Chapitre 9, Michna 3. Cette michna commence par le même sujet, sauf qu'ici nous traitons du cas d'un métayage (arissout) : les parties ont convenu de partager entre elles la récolte du champ - disons cinquante pour cent pour chaque partie. Et quelle est la règle lorsque le métayer ne veut pas travailler et n'est pas prêt à fournir l'effort requis ? À ce sujet, la Michna dit qu'il movira - du mot 'bour', un champ non labouré - c'est-à-dire qu'il le laisse en friche et à l'abandon.
La règle de la Michna :
Le propriétaire est en droit de le poursuivre devant le tribunal rabbinique (Bet Din). Le Bet Din évalue ce que le champ aurait dû produire si le métayer avait accompli sa tâche, et le métayer paie de sa poche la part qui devait revenir au propriétaire.
Chekakh kotev lo - car c'est ainsi qu'il lui écrit :
La Michna continue en rapportant la formulation standard de l'engagement : Im ovir velo a'avid, achalem mimeitavo - si je laisse le champ en friche et ne le cultive pas, je paierai comme s'il avait produit une récolte.
Pourquoi la Michna a-t-elle eu besoin de mentionner la formulation du contrat ?
La formulation rapportée par la Michna est l'accord habituel entre un métayer et un propriétaire terrien, et cela ne signifie pas qu'un contrat a effectivement été signé entre eux. S'ils avaient un contrat signé, la Michna n'aurait pas été nécessaire du tout, car il est évident que le contrat engage et règle leur relation.

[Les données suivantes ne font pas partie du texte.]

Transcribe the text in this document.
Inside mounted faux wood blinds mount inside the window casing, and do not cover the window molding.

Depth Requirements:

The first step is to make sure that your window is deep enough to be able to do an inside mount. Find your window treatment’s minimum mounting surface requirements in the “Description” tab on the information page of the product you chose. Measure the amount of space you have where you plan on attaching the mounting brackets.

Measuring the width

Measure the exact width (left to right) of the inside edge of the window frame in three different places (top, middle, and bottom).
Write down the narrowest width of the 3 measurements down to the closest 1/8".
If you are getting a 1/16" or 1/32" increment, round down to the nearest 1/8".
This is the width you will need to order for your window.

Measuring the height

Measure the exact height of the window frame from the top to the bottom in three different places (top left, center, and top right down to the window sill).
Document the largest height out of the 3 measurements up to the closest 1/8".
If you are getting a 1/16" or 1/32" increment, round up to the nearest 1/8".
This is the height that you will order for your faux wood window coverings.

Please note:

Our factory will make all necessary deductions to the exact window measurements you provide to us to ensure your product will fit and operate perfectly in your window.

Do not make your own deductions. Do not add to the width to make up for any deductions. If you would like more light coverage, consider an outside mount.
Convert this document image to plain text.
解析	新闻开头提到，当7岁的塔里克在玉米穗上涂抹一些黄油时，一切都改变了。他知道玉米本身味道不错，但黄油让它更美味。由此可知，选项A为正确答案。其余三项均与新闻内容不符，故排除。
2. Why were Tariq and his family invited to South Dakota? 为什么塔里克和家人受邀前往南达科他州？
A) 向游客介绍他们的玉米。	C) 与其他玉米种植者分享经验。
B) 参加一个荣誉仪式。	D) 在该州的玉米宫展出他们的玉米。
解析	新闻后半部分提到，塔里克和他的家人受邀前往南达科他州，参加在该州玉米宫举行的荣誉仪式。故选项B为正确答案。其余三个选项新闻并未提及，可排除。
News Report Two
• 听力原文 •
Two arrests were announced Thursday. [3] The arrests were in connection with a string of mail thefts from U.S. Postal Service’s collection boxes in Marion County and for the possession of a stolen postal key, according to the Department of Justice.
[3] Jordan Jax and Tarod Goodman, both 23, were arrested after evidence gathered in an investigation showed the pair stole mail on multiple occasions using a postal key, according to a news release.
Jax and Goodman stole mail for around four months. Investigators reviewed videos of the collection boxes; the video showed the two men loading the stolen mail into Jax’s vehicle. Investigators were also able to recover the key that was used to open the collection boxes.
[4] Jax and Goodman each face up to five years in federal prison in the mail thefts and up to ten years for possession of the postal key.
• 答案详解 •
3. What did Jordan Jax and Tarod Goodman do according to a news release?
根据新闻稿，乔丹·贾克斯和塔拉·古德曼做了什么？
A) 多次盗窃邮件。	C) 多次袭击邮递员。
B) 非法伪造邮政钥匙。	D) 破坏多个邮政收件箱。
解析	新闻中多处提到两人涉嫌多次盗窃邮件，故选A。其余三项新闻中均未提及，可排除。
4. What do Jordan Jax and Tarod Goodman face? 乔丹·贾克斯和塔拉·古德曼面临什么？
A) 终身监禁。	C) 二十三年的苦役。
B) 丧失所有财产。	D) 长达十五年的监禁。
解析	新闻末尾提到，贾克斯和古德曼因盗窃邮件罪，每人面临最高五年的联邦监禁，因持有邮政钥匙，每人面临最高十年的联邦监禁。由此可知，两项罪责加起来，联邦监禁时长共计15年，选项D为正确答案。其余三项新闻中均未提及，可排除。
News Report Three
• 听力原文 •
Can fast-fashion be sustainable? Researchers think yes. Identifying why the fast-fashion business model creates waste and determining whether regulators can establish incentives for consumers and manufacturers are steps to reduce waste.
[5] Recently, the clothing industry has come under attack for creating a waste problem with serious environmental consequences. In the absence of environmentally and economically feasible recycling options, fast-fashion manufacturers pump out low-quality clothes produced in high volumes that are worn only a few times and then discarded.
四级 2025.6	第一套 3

L'enseignement nouveau de la Michna est que, puisque l'accord standard - lorsqu'on en vient à l'écrire - stipule que le métayer travaillera et partagera la récolte avec le propriétaire, il en découle que même en l'absence de contrat, il est attendu de lui qu'il travaille ; et s'il ne l'a pas fait, on peut le poursuivre et l'obliger à payer au propriétaire de la terre ce qu'il aurait reçu sinon.
En résumé : Dans cette michna, nous avons appris la règle du métayer qui laisse le champ en jachère - on évalue ce que le champ aurait dû produire, et il paie au propriétaire sa part. Le fondement de l'obligation est la condition habituelle dans les contrats de métayage, Im ovir velo a'avid achalem mimeitavo - si je laisse en friche et ne travaille pas je paierai au meilleur rendement, et de la formulation standard on déduit l'obligation elle-même, même lorsqu'aucun contrat n'a été rédigé.